Section 4 – Cross-border transactions
The FAQ highlights that cross-border transactions may be subject to mandatory filing if they produce (even if indirectly or to a limited extent) or may produce effects in Brazil.
- As long as it is economically rational, from a geographical and logistical point of view, for the company to offer its goods or services in Brazil, there is potential for producing effects. This is usually the case when the relevant markets involved in the transaction are global or encompass part of Brazil’s territory.
- The lack of past, current or planned activity in Brazil is not (by itself) sufficient to rule out potential effects in the country. As such, potential effects may arise even when the company or asset involved is not located in Brazil and does not generate revenue in Brazil, or even when the asset to be acquired is not operational.
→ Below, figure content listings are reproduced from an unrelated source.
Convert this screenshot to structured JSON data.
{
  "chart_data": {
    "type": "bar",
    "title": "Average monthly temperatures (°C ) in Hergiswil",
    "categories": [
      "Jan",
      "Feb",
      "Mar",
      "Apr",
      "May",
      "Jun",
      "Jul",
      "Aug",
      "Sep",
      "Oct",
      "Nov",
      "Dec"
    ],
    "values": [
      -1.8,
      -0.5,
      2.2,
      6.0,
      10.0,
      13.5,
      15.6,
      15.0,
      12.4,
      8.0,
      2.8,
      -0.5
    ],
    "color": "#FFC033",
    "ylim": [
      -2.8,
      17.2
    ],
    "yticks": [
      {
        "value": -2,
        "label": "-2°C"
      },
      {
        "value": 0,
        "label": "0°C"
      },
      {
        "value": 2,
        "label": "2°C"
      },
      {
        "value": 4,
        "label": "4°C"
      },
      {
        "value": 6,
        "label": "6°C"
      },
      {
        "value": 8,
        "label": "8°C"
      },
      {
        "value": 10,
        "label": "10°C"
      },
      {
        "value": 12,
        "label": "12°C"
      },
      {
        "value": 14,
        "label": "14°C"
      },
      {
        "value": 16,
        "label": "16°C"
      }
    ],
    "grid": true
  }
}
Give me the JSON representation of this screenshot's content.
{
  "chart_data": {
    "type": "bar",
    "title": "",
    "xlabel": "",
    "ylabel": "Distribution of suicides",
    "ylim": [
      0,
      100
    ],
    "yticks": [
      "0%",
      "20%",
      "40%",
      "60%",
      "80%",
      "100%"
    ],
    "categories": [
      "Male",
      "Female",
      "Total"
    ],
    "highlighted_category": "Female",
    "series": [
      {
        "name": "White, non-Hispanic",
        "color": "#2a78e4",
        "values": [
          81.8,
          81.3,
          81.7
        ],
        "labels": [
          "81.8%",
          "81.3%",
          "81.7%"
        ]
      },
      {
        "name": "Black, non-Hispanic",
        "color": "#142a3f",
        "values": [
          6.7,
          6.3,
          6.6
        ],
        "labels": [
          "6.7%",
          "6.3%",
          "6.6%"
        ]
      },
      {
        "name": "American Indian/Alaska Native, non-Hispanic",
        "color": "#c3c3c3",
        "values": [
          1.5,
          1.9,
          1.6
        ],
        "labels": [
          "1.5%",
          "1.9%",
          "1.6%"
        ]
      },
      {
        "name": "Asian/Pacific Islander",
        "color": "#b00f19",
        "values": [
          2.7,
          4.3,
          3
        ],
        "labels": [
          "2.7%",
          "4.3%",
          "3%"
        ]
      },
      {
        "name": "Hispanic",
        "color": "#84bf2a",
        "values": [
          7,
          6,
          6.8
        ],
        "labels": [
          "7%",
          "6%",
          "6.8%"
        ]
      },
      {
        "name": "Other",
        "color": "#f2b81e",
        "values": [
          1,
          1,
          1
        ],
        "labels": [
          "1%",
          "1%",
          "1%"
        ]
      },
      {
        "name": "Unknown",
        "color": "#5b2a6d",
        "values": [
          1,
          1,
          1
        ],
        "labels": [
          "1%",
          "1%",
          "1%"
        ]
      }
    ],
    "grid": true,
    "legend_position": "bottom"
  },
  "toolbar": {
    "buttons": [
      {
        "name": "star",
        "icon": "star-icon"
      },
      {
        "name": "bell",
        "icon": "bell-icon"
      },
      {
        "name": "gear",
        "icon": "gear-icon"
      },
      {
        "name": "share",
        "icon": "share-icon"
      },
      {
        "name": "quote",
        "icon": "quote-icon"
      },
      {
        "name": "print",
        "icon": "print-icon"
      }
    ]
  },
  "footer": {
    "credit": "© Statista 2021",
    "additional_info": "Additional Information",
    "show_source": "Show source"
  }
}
Section 6 – Associative agreements
As per the Brazilian Competition Law and CADE Resolution No. 17/2016, the FAQ clarifies each of the four criteria for determining when an associative agreement must be filed:
- Minimum term: agreements with a term of less than two years will only be subject to mandatory filing if they are extended to cover a total period of more than two years from the moment the agreement is signed, not from it is amended. The agreement must be filed before it has been in force for two years.
- Joint ventures for economic activity: This criterion is met when parties collaborate in a coordinated manner to carry out economic activities, even if they are not for profit. CADE may consider governance structures, the level of interdependence between the parties, and the use of shared sources (among other factors);
- Sharing risks and results: typically evidenced via clauses addressing shared investment, revenue targets, pricing coordination, or exchanges of competitively sensitive information.
- Competition in the market relevant to the agreement: this criterion is met whenever two or more companies are active in the same relevant market. However, CADE also considers horizontal and vertical overlaps between existing products/services and those under development.
The updated FAQ comes in the wake of intense discussions around the need for transparency and updating the criteria applicable to merger filings in Brazil. As always, a case-by-case analysis remains essential when assessing whether a transaction should be filed.